L'Europe revêtit une seconde vertu pour le Président en ce qu'elle devait permettre de préserver le cadre de stabilité et de relative autonomie dont avait besoin la France. En cela Georges Pompidou avait anticipé sur les choix fondamentaux que fit la France dans la deuxième moitié des années 1980. Le lancement du projet d'union économique et monétaire en décembre 1969 prit tout son sens lors de la conférence des Açores, en décembre 1971, lorsque l'ancrage européen, consolidé quelques mois plus tard par la création du «serpent» monétaire, fut conçu par le Président comme un moyen de faire contrepoids au rôle du dollar et au caractère déstabilisant de la politique américaine. La volonté de préserver l'identité européenne face aux États-Unis dans le cadre des négociations du GATT relève de la même conception d'ensemble.
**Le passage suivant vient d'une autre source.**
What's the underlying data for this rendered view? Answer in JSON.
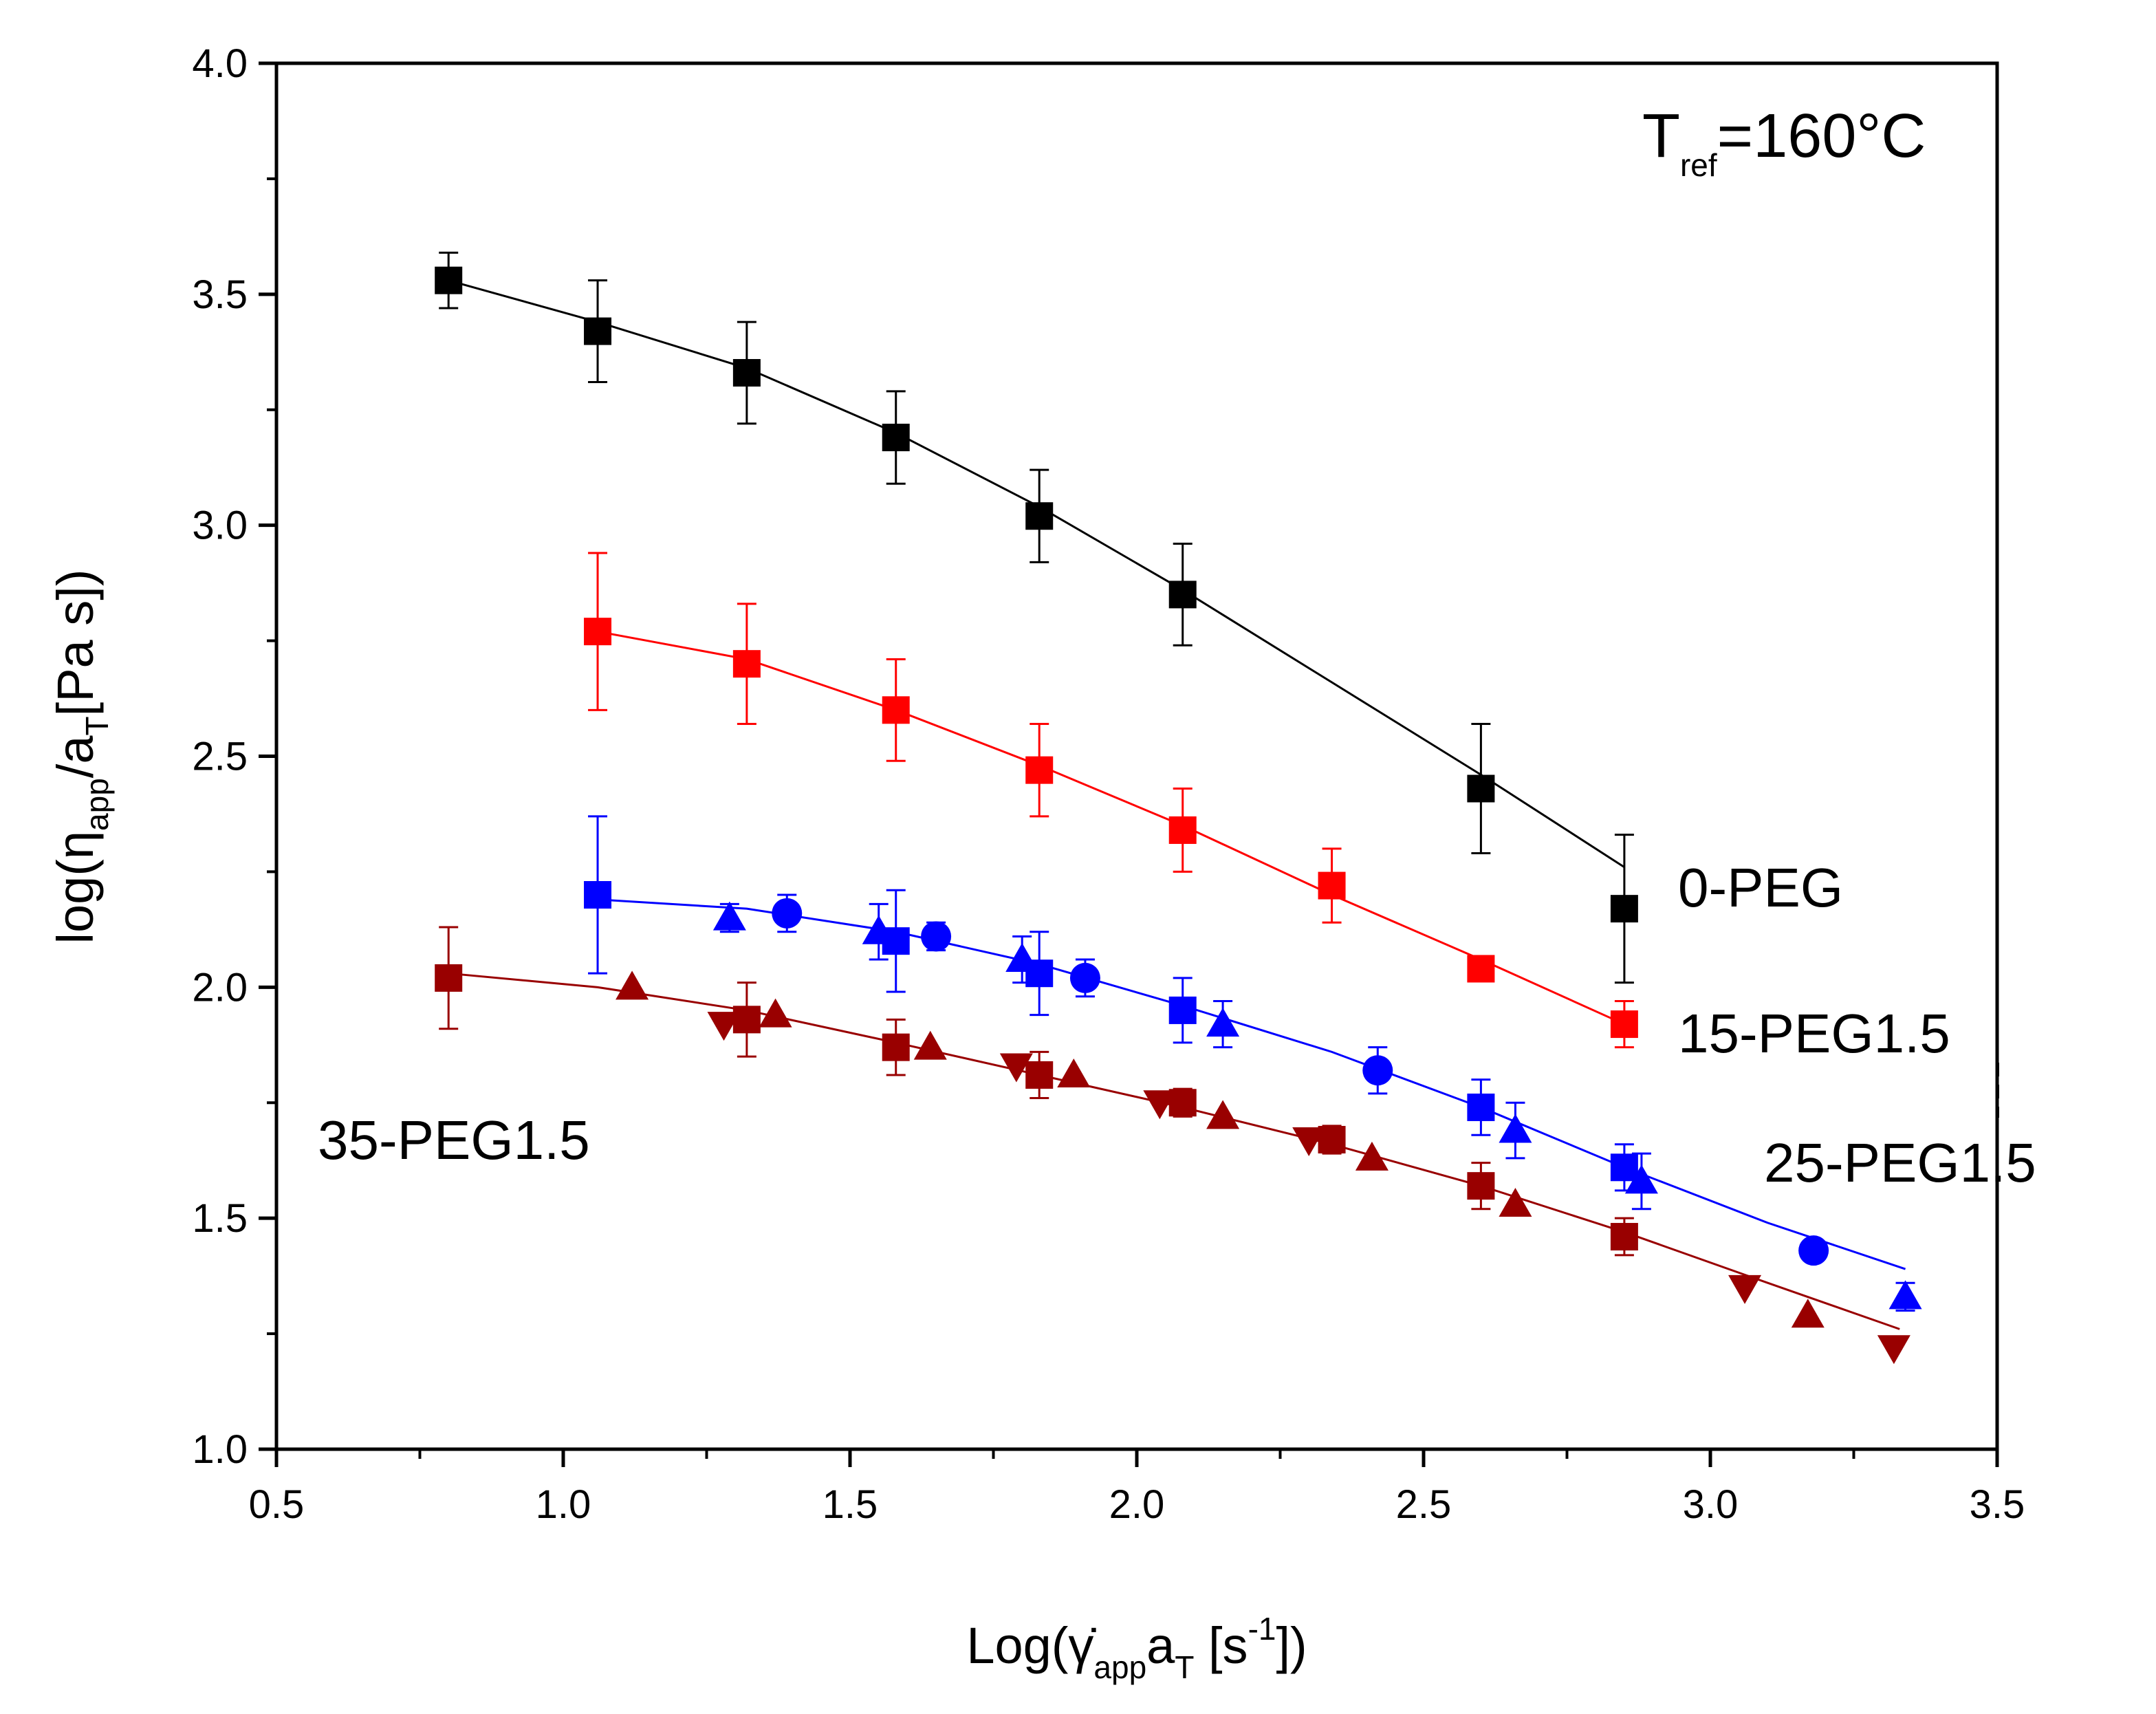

La démarche de Georges Pompidou ne fut certes pas guidée par la volonté de préparer le pays aux difficultés majeures que son économie devait subir au cours des deux décennies qui suivirent. Elle s'inscrivit plus dans la dynamique des années de croissance avec cependant la volonté de corriger des faiblesses lucidement analysées, de promouvoir le renouvellement du tissu économique par la technologie, d'insérer la France dans un ensemble européen à l'identité mieux affirmée lui offrant un cadre de développement plus stable et la perspective d'une internationalisation maîtrisée de son économie. Certains de ces choix permirent, le moment venu, des prises de décision rapides et opportunes, en particulier face à la crise énergétique. Il est également vrai que toutes les options prises ne portèrent pas immédiatement les fruits attendus, soit que les conflits entre intérêts nationaux en Europe n'aient pas permis de tirer parti de toutes les potentialités, soit que les conséquences de la crise de l'énergie ait frappé des secteurs dont les mutations n'étaient pas achevées.